Student Question
What is the "road of yellow stars," Schiller Strasse, in The Book Thief?
Quick answer:
The "road of yellow stars" is a street in a Jewish neighborhood in Liesel's hometown. It is called this because the Nazis have painted yellow stars on the doors of each house, marking them as Jewish homes.
In Nazi Germany, Jewish people were required to wear the yellow star as a symbol of their faith and degraded social status. The "road of yellow stars" is a nickname given to Schiller Strasse, a street within a Jewish neighborhood in Liesel's hometown. Since the Nazi takeover, the houses have been the target of vandalism and abuse. A yellow star has been painted on each door. The houses "seem like lepers" or "open sores" on the German land.

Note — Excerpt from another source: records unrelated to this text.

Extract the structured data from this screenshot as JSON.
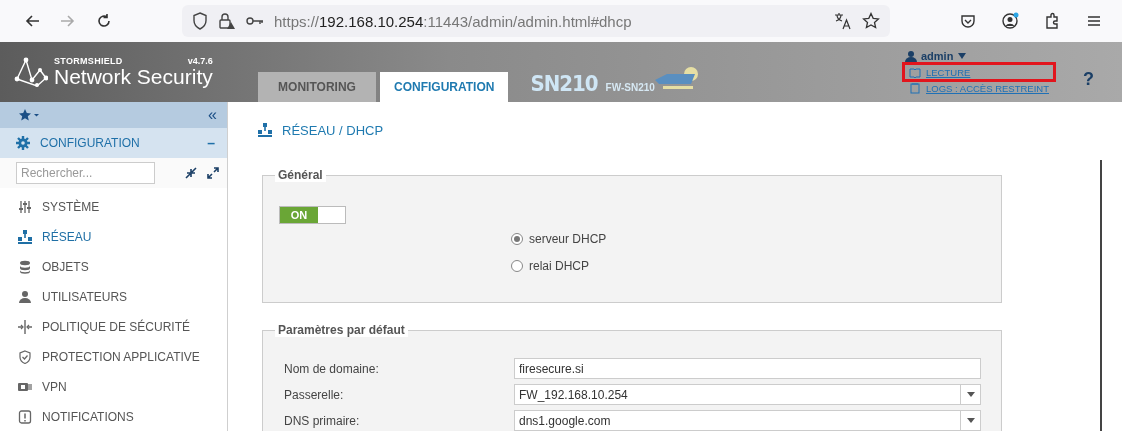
{
  "browser": {
    "url": {
      "scheme": "https://",
      "host": "192.168.10.254",
      "rest": ":11443/admin/admin.html#dhcp"
    }
  },
  "header": {
    "brand": "STORMSHIELD",
    "product": "Network Security",
    "version": "v4.7.6",
    "tabs": [
      {
        "label": "MONITORING",
        "selected": false
      },
      {
        "label": "CONFIGURATION",
        "selected": true
      }
    ],
    "model": "SN210",
    "device": "FW-SN210",
    "user": "admin",
    "links": [
      {
        "label": "LECTURE",
        "highlighted": true
      },
      {
        "label": "LOGS : ACCÈS RESTREINT",
        "highlighted": false
      }
    ],
    "help": "?"
  },
  "sidebar": {
    "collapse": "«",
    "section": "CONFIGURATION",
    "section_toggle": "–",
    "search": {
      "placeholder": "Rechercher..."
    },
    "items": [
      {
        "label": "SYSTÈME",
        "selected": false
      },
      {
        "label": "RÉSEAU",
        "selected": true
      },
      {
        "label": "OBJETS",
        "selected": false
      },
      {
        "label": "UTILISATEURS",
        "selected": false
      },
      {
        "label": "POLITIQUE DE SÉCURITÉ",
        "selected": false
      },
      {
        "label": "PROTECTION APPLICATIVE",
        "selected": false
      },
      {
        "label": "VPN",
        "selected": false
      },
      {
        "label": "NOTIFICATIONS",
        "selected": false
      }
    ]
  },
  "main": {
    "title": "RÉSEAU / DHCP",
    "general": {
      "legend": "Général",
      "toggle": {
        "label": "ON",
        "on": true
      },
      "options": [
        {
          "label": "serveur DHCP",
          "selected": true
        },
        {
          "label": "relai DHCP",
          "selected": false
        }
      ]
    },
    "defaults": {
      "legend": "Paramètres par défaut",
      "fields": [
        {
          "label": "Nom de domaine:",
          "value": "firesecure.si",
          "kind": "text"
        },
        {
          "label": "Passerelle:",
          "value": "FW_192.168.10.254",
          "kind": "select"
        },
        {
          "label": "DNS primaire:",
          "value": "dns1.google.com",
          "kind": "select"
        }
      ]
    }
  }
}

Perhaps because of that, the street is an object of fascination, something distressing or ugly that one feels compelled to look at nevertheless.
The "road of yellow stars" is evidence of the antisemitism and growing violence of Nazi rule. Not only have the houses been brutalized, but the people who live there have been dehumanized as well. When Liesel passes the street in the company of Rudy and the other Steiner children, she and Rudy stop and stare. She sees "shapes" moving in the street. These people seemed more like ghosts than people. Later in the novel, these houses are ransacked again, as the Nazis search for fuel for their book-burning ceremony.
What fascinates Liesel and Rudy about the street how it is unequivocal evidence of Nazi-sponsored race hatred. While they might not understand it in those terms, what they see foreshadows many of the horrors that come to pass in the book.